Transport for London gets Moody’s upgrade despite funding concerns
Credit ratings agency Moody's has given TfL's finances a vote of confidence, amid city calls for more funding ahead of the Autumn statement.
Credit ratings agency Moody’s has given Transport for London (TfL)’s finances a significant vote of confidence, amid warnings over the need for greater government support and long term funding.
The US agency has upgraded TfL’s long-term debt rating from Baa1 to A3, meaning the group’s debt outlook is now positive.
Moody’s cited improved operating performance as a key reason for the upgrade, adding that TfL’s income was now higher than pre-pandemic, although so are its costs.
It comes as London’s transport network approaches pre-pandemic traffic levels, following a consistently chequered recovery after its coffers were emptied during the lockdown years.
Mayor Sadiq Khan, the TfL board and the government all reached a funding agreement in August last year, following months of intense backroom discussions. The deal averted what had been described as “managed decline,” preventing cuts to bus and tube services in the capital.
But it is set to expire in March next year, with discussions ongoing over capital needs for 2024/25 and further down the line.
Moody’s believe any decrease in government support, including significant under investment in TfL’s capital funding or an agreement which “imposes unachievable conditions on TfL”, poses a risk to its future rating.
TfL’s chief finance officer Rachel McLean said that while the company remained “on track to achieve operational financial sustainability this year”, further investment and long term capital funding would be critical moving into 2024.
“Certainty over this capital investment support is absolutely vital to continue to grow ridership, maintain services and assets and support jobs and economic growth around the country through our supply chain,” she said in a statement.”
Meanwhile, conservatives at City Hall argue Khan is to blame for presiding over record debt, which now sits at £14bn, due in part to a decision to freeze fares for four years and a failure to introduce necessary reforms.

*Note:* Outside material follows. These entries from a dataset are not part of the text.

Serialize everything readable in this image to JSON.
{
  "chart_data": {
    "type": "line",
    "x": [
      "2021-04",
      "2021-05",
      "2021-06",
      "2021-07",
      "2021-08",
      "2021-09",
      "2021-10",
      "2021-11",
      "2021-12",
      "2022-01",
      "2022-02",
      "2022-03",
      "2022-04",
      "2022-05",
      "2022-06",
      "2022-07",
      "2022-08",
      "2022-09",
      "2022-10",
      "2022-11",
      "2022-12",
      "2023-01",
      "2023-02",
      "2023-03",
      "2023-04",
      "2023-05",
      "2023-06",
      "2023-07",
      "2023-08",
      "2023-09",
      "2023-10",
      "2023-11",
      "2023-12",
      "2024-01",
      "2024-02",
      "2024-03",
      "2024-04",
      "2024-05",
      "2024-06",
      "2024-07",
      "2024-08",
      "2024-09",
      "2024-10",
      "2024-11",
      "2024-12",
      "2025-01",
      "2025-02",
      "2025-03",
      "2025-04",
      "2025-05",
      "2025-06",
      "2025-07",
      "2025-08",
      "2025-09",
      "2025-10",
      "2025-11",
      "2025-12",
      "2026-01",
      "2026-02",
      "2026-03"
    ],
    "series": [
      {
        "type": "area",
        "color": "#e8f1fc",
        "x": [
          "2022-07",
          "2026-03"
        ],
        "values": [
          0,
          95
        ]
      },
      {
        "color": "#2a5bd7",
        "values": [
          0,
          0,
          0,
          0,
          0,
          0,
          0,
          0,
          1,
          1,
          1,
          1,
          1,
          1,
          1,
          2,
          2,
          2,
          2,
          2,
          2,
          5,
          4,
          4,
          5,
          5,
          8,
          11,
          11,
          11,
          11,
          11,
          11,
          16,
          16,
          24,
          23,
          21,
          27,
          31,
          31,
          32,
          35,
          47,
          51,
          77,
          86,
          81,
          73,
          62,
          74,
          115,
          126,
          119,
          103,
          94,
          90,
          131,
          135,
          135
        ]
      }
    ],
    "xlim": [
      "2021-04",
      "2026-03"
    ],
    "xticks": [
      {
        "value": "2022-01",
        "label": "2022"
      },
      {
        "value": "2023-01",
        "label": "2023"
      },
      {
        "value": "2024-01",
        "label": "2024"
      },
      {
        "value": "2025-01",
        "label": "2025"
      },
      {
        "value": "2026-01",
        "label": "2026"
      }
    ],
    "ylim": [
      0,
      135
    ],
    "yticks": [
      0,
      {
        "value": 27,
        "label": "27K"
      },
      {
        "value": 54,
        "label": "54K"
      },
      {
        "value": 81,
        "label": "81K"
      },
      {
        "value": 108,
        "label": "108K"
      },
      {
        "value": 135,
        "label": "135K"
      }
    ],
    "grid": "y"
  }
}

“We’ve proposed a series of measures to cut costs, including reforming pensions, speedy introduction of driverless trains, incentivising home working, introducing Tube sponsorship and scrapping ‘nominee passes’ which allow TfL workers to gift free travel to anyone in their household,” Keith Prince, City Hall Conservatives transport spokesman, told City A.M.
London business groups and councils have been urging the government to bring in more cash for the network ahead of the Autumn statement.
TfL’s capital funding deal for 2024/25 would support the continued replacement of rolling stock on the Piccadilly line, the replacement of fleets on the Bakerloo Line and the delivery of 54 new DLR trains.
The Mayor’s office and the Department for Transport (DfT) were approached for comment.